So many times we talk about family without knowing what it really means. As the popular saying goes, it seems that we do not value things until we lose them, or at least until they are at stake. When a loved one gets sick, goes away, dies, is separated from our life, when the family plan fails and everything ends just the way we did not want it to, then things seem to take on another color, another flavor, another meaning.
We are so often so focused on “what needs to be done” that we forget what is really important, that beyond the ups and downs, the affections and projects that are forged with those people who settle in our lives play a vital role, that are neither disposable, nor tradable, nor can we put a price on them. Of course, nowadays we find all of that. It is so easy to find and find ourselves prioritizing badly our time, our attention, our dedication and so many things, often giving a value that does not have the work, the money, the opinion of others, those people who cross our lives and make us feel again that adrenaline that perhaps was extinguished over the years in our relationship.
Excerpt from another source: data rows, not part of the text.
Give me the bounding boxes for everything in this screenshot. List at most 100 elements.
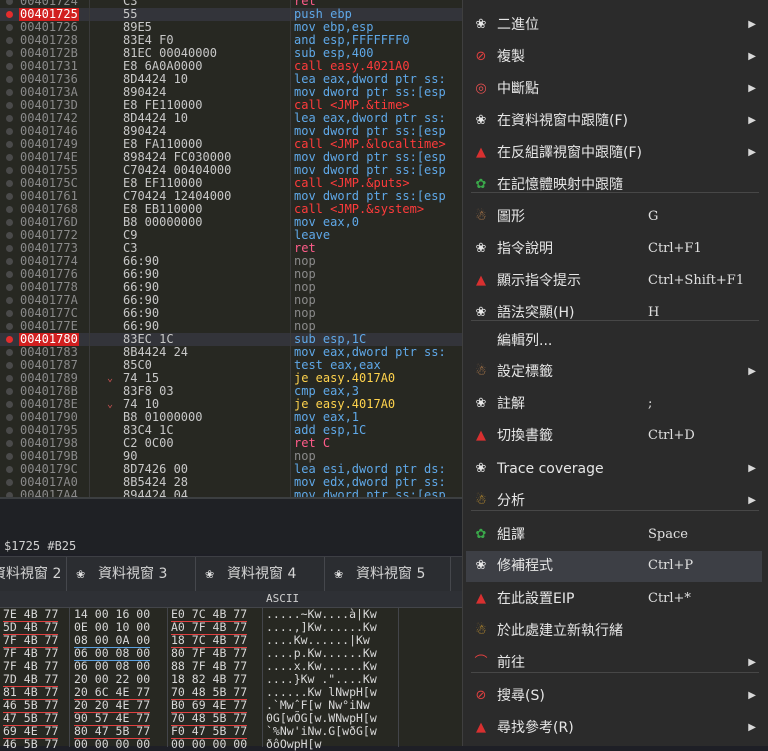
tab-label: 資料視窗 3 xyxy=(98,566,168,582)
menu-item-copy[interactable]: ⊘ 複製 ▶ xyxy=(466,42,762,73)
menu-item-binary[interactable]: ❀ 二進位 ▶ xyxy=(466,10,762,41)
trace-icon: ❀ xyxy=(475,461,487,476)
menu-item-graph[interactable]: ☃ 圖形 G xyxy=(466,202,762,233)
menu-item-instruction-help[interactable]: ❀ 指令說明 Ctrl+F1 xyxy=(466,234,762,265)
breakpoint-toggle[interactable] xyxy=(6,167,13,174)
menu-item-edit-row[interactable]: 編輯列... xyxy=(466,326,762,357)
menu-item-comment[interactable]: ❀ 註解; xyxy=(466,389,762,420)
menu-item-shortcut: Ctrl+* xyxy=(648,591,691,606)
breakpoint-toggle[interactable] xyxy=(6,323,13,330)
dump-icon: ❀ xyxy=(76,568,86,581)
column-divider xyxy=(290,0,291,497)
breakpoint-toggle[interactable] xyxy=(6,232,13,239)
menu-item-references[interactable]: ▲ 尋找參考(R) ▶ xyxy=(466,713,762,744)
dump-row[interactable]: 46 5B 77 00 00 00 00 00 00 00 00 ðôOwpH[w xyxy=(0,738,462,751)
breakpoint-toggle[interactable] xyxy=(6,50,13,57)
submenu-arrow-icon: ▶ xyxy=(748,657,756,668)
breakpoint-toggle[interactable] xyxy=(6,310,13,317)
jump-arrow-icon: ⌄ xyxy=(107,399,114,410)
tab-dump-5[interactable]: ❀ 資料視窗 5 xyxy=(324,557,451,591)
graph-icon: ☃ xyxy=(475,209,487,224)
breakpoint-toggle[interactable] xyxy=(6,349,13,356)
breakpoint-toggle[interactable] xyxy=(6,154,13,161)
disassembly-view[interactable]: 00401724 C3 ret 00401725 55 push ebp 00401726 8… xyxy=(0,0,462,497)
breakpoint-toggle[interactable] xyxy=(6,180,13,187)
breakpoint-toggle[interactable] xyxy=(6,141,13,148)
submenu-arrow-icon: ▶ xyxy=(748,83,756,94)
breakpoint-toggle[interactable] xyxy=(6,401,13,408)
breakpoint-toggle[interactable] xyxy=(6,388,13,395)
menu-item-assemble[interactable]: ✿ 組譯 Space xyxy=(466,520,762,551)
menu-item-label: 中斷點 xyxy=(497,81,539,97)
set-eip-icon: ▲ xyxy=(476,591,486,606)
breakpoint-toggle[interactable] xyxy=(6,76,13,83)
tab-label: 資料視窗 5 xyxy=(356,566,426,582)
disasm-row[interactable]: 004017A4 894424 04 mov dword ptr ss:[esp xyxy=(0,489,462,497)
copy-icon: ⊘ xyxy=(475,49,487,64)
references-icon: ▲ xyxy=(476,720,486,735)
menu-item-memory-map[interactable]: ✿ 在記憶體映射中跟隨 xyxy=(466,170,762,201)
menu-item-search[interactable]: ⊘ 搜尋(S) ▶ xyxy=(466,681,762,712)
menu-item-set-eip[interactable]: ▲ 在此設置EIP Ctrl+* xyxy=(466,584,762,615)
breakpoint-toggle[interactable] xyxy=(6,466,13,473)
breakpoint-toggle[interactable] xyxy=(6,427,13,434)
tab-dump-3[interactable]: ❀ 資料視窗 3 xyxy=(66,557,196,591)
tab-dump-4[interactable]: ❀ 資料視窗 4 xyxy=(195,557,325,591)
breakpoint-toggle[interactable] xyxy=(6,206,13,213)
breakpoint-toggle[interactable] xyxy=(6,89,13,96)
breakpoint-toggle[interactable] xyxy=(6,362,13,369)
breakpoint-toggle[interactable] xyxy=(6,245,13,252)
bookmark-icon: ▲ xyxy=(476,428,486,443)
menu-item-patch[interactable]: ❀ 修補程式 Ctrl+P xyxy=(466,551,762,582)
breakpoint-toggle[interactable] xyxy=(6,479,13,486)
breakpoint-toggle[interactable] xyxy=(6,375,13,382)
menu-item-highlight[interactable]: ❀ 語法突顯(H) H xyxy=(466,298,762,329)
breakpoint-marker[interactable] xyxy=(6,11,13,18)
breakpoint-toggle[interactable] xyxy=(6,297,13,304)
menu-item-label: 組譯 xyxy=(497,527,525,543)
menu-item-follow-disasm[interactable]: ▲ 在反組譯視窗中跟隨(F) ▶ xyxy=(466,138,762,169)
breakpoint-toggle[interactable] xyxy=(6,258,13,265)
breakpoint-toggle[interactable] xyxy=(6,24,13,31)
breakpoint-marker[interactable] xyxy=(6,336,13,343)
breakpoint-toggle[interactable] xyxy=(6,115,13,122)
menu-item-trace[interactable]: ❀ Trace coverage ▶ xyxy=(466,454,762,485)
search-icon: ⊘ xyxy=(475,688,487,703)
tab-dump-2[interactable]: 資料視窗 2 xyxy=(0,557,67,591)
submenu-arrow-icon: ▶ xyxy=(748,463,756,474)
dump-view[interactable]: ASCII 7E 4B 77 14 00 16 00 E0 7C 4B 77....… xyxy=(0,591,462,751)
breakpoint-toggle[interactable] xyxy=(6,37,13,44)
breakpoint-toggle[interactable] xyxy=(6,219,13,226)
menu-item-label: 指令說明 xyxy=(497,241,553,257)
breakpoint-toggle[interactable] xyxy=(6,271,13,278)
menu-item-new-thread[interactable]: ☃ 於此處建立新執行緒 xyxy=(466,616,762,647)
dump-hex-cell: 00 00 00 00 xyxy=(171,737,248,751)
menu-item-label: 在此設置EIP xyxy=(497,591,575,607)
new-thread-icon: ☃ xyxy=(475,623,487,638)
breakpoint-toggle[interactable] xyxy=(6,63,13,70)
address-cell: 004017A4 xyxy=(20,488,78,498)
menu-item-label[interactable]: ☃ 設定標籤 ▶ xyxy=(466,357,762,388)
breakpoint-toggle[interactable] xyxy=(6,284,13,291)
breakpoint-toggle[interactable] xyxy=(6,453,13,460)
breakpoint-toggle[interactable] xyxy=(6,193,13,200)
menu-item-label: 複製 xyxy=(497,49,525,65)
menu-item-label: 顯示指令提示 xyxy=(497,273,581,289)
menu-item-breakpoint[interactable]: ◎ 中斷點 ▶ xyxy=(466,74,762,105)
comment-icon: ❀ xyxy=(475,396,487,411)
menu-item-label: 搜尋(S) xyxy=(497,688,545,704)
menu-item-bookmark[interactable]: ▲ 切換書籤 Ctrl+D xyxy=(466,421,762,452)
highlight-icon: ❀ xyxy=(475,305,487,320)
menu-item-follow-dump[interactable]: ❀ 在資料視窗中跟隨(F) ▶ xyxy=(466,106,762,137)
menu-item-tooltip[interactable]: ▲ 顯示指令提示 Ctrl+Shift+F1 xyxy=(466,266,762,297)
menu-item-analysis[interactable]: ☃ 分析 ▶ xyxy=(466,486,762,517)
breakpoint-toggle[interactable] xyxy=(6,102,13,109)
menu-item-shortcut: Ctrl+F1 xyxy=(648,241,702,256)
breakpoint-toggle[interactable] xyxy=(6,414,13,421)
breakpoint-toggle[interactable] xyxy=(6,0,13,5)
breakpoint-toggle[interactable] xyxy=(6,128,13,135)
submenu-arrow-icon: ▶ xyxy=(748,51,756,62)
menu-item-goto[interactable]: ⌒ 前往 ▶ xyxy=(466,648,762,679)
breakpoint-toggle[interactable] xyxy=(6,440,13,447)
menu-item-label: 設定標籤 xyxy=(497,364,553,380)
There can be a thousand factors that take us out of the way, and that is when we need more than ever the person who is by our side, God, good friends, those who give the difficult advice, the unpopular, but necessary: the things that are worth deserve to be taken care of, to be repaired, repaired, healed and all that effort before letting go. If we get seriously ill, won’t we do everything before giving up? However, at present this does not happen with friends, partners or families, which are undoubtedly the center not only of society, but also of our own construction and support in personal and social life.
It is fundamental that we become unpopular, that in some causes we take the flags of the “retrograde”, that we show those uncomfortable speeches and that will bring us back more looks of rejection than applause; but it is that we have really lost our way. How can work be more important than a moment with our loved ones? At what point did our personal vanity take the place of a tight hug from our children or a moment with our partner? what were we thinking when we put everything on the line for a little seduction with the wrong person?… I’m sorry, but we have lost our way and we need to find ourselves.
As my five year old son says, “easy dad, we all make mistakes”. What wisdom and good sense there is in that. We all make mistakes, no matter the final count of the errors or the magnitude of them, it is a human fact, we all make mistakes and get lost along the way, so perhaps the merit is not only in keeping clear and straight on what is important, but also in having the humility and commitment to recognize when we have missed a step and do what is necessary to get back on track.
Believe me, when this game of life is in its twilight, we will think much more about those family affections, about our loved ones, about the time we put in to build daily moments that remain in our retina, and most or perhaps all of what we are determined to do now, will be part of the scenery, but not what is relevant, not what we would like to stretch a little more, not what perhaps we would have liked to do differently. Let us not lose ourselves, my dears, and let us take care of that fundamental space that blesses our lives and that is our family.